Uma famosa anedota cria uma situação na qual você, caminhando em uma noite qualquer pelas ruas da cidade, encontra seu amigo procurando algo bem embaixo de um poste. Ele está vasculhando o chão com o olhar atento. Segue o diálogo:
(Você): Olá! Tudo bem? O que você está procurando?
(Amigo): Que bom que você apareceu! Pode me ajudar? Eu perdi minha carteira.
(Você): Claro que te ajudo! Você perdeu sua carteira por aqui?
(Amigo): Não… Na verdade eu a perdi naquele bosque no outro quarteirão.
(Você): Mas então por que você está procurando aqui e não lá?
(Amigo): O bosque é escuro. Então prefiro procurar aqui debaixo do poste porque é bem iluminado.
Neste exemplo, é óbvio o absurdo de procurar pela carteira no lugar onde ela não foi perdida só porque este local é mais confortável e fácil para a busca. Se a carteira foi perdida no bosque escuro, é lá onde as buscas devem se concentrar. Isso implica mais trabalho e tomada de decisão. Dá para procurar com o tato no escuro, o que demanda mais tempo. Alternativamente, buscar uma lanterna para auxiliar na tarefa. Outra estratégia, ainda, seria esperar até o raiar do sol no dia seguinte, correndo um risco maior de a carteira não estar mais lá.
Mas como será que nos comportamos nas situações mais sutis do cotidiano? Será que não fazemos como nosso amigo e acabamos por buscar as soluções mais fáceis para nossos problemas ainda que no lugar errado ou de modo errado?
Na prática
Alguns anos atrás atendi um paciente que tinha dificuldades na relação com a esposa. Ele se sentia culpado por passar pouco tempo com ela. E não era assim porque faltava tempo ou algo do tipo. Na verdade, embora ele próprio desejasse passar mais tempo com ela, ele se incomodava com o mau hálito que ela desenvolveu e também com alguns comportamentos que ele não via como bons. Esta era a carteira perdida dele. E qual seria então o bosque escuro? Neste caso é o próprio vínculo entre os dois. Ou seja, procurar a carteira no bosque escuro seria, para ele, conversar com a esposa sobre as coisas que o estavam incomodando na relação.

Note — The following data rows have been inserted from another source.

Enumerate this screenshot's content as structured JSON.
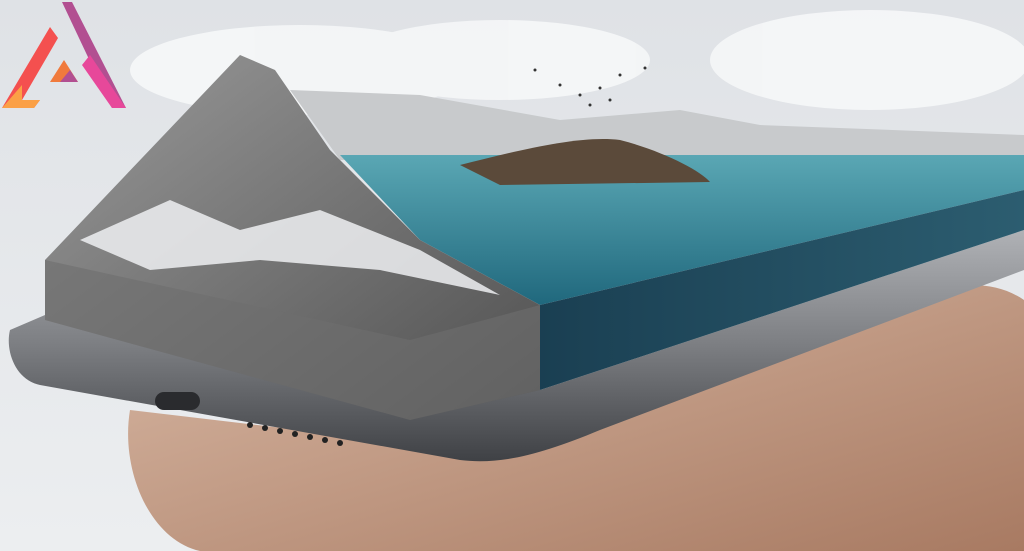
{
  "image": {
    "subject": "phone-with-landscape",
    "colors": {
      "sky": "#e4e6ea",
      "water": "#2f7f93",
      "water_deep": "#1d4a5c",
      "rock": "#7d7d7d",
      "snow": "#eef0f2",
      "phone": "#8a8c90",
      "skin": "#c9a48e"
    }
  },
  "logo": {
    "icon": "triangle-a-logo",
    "colors": [
      "#f4504f",
      "#fba046",
      "#b24f91",
      "#e7489a"
    ]
  }
}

Como ele sentia receio de expor os incômodos à esposa bem como do trabalho que haveria para enfrentar as dificuldades, preferiu buscar um caminho mais confortável. Evitava passar tempo demais com a esposa para não se irritar e, quando convidava a mulher para fazerem algo juntos, optava por cinema ou teatro, já que passariam algum tempo juntos sem que pudessem interagir tanto durante a atividade.

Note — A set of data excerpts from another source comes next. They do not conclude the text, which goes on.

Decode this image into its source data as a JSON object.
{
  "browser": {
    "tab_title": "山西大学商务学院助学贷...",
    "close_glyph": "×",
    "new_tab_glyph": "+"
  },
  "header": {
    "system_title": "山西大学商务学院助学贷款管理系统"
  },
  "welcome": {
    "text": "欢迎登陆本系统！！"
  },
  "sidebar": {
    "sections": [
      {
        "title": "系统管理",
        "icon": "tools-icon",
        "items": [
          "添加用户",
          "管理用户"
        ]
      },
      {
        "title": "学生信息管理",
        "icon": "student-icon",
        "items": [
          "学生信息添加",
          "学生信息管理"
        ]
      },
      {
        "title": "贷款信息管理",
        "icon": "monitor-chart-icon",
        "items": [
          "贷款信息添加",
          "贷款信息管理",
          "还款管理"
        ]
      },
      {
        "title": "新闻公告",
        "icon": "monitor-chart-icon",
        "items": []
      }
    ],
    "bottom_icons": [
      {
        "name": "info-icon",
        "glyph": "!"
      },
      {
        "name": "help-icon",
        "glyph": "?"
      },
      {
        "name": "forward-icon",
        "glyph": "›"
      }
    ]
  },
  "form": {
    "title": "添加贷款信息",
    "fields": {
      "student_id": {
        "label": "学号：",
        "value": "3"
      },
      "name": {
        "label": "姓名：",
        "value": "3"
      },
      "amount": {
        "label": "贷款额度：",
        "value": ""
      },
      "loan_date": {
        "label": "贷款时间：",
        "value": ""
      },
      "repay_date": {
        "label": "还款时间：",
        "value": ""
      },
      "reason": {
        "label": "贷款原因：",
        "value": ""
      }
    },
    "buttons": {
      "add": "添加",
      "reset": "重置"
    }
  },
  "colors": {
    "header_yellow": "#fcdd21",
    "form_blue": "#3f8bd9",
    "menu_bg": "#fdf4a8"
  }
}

Ou seja, não se poderia dizer que ele não esteve com a esposa naquele dia mas, mesmo estando juntos, não seria possível conversarem de fato. O cinema e o teatro, embora atividades boas em si, eram para este marido como procurar a carteira perdida embaixo da luz do poste. Ali, há luz, mas não será útil para encontrar a carteira.

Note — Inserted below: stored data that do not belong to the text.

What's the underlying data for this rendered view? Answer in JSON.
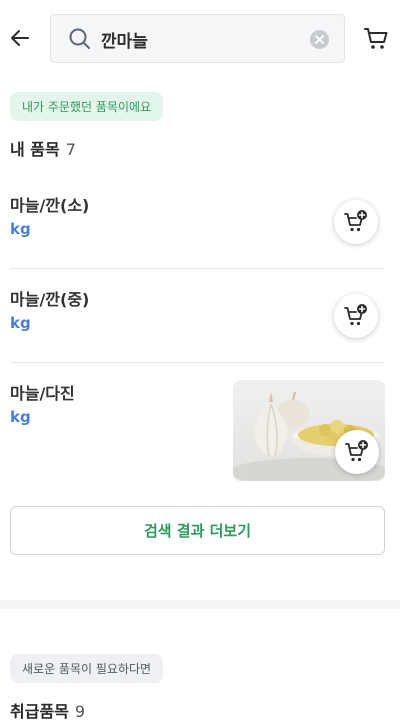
{
  "header": {
    "search_value": "깐마늘",
    "icons": [
      "back-arrow-icon",
      "search-icon",
      "clear-icon",
      "cart-icon"
    ]
  },
  "my_items": {
    "badge": "내가 주문했던 품목이에요",
    "title": "내 품목",
    "count": "7",
    "items": [
      {
        "name": "마늘/깐(소)",
        "unit": "kg"
      },
      {
        "name": "마늘/깐(중)",
        "unit": "kg"
      },
      {
        "name": "마늘/다진",
        "unit": "kg"
      }
    ],
    "more_button": "검색 결과 더보기"
  },
  "handled_items": {
    "badge": "새로운 품목이 필요하다면",
    "title": "취급품목",
    "count": "9"
  },
  "colors": {
    "accent_green": "#2e9a5c",
    "unit_blue": "#4a7fd6",
    "badge_green_bg": "#e4f5ec"
  }
}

Quantas vezes não acabamos procurando nossa carteira debaixo do poste por ser iluminado? Todos fazemos isso de vez em quando. E todos precisamos entender o mal que esta atitude provoca. Porque em algum momento a carteira fará falta e não poderemos mais justificar nem para nós mesmos a procura no lugar errado. Quanto mais cedo for ao bosque, melhor será.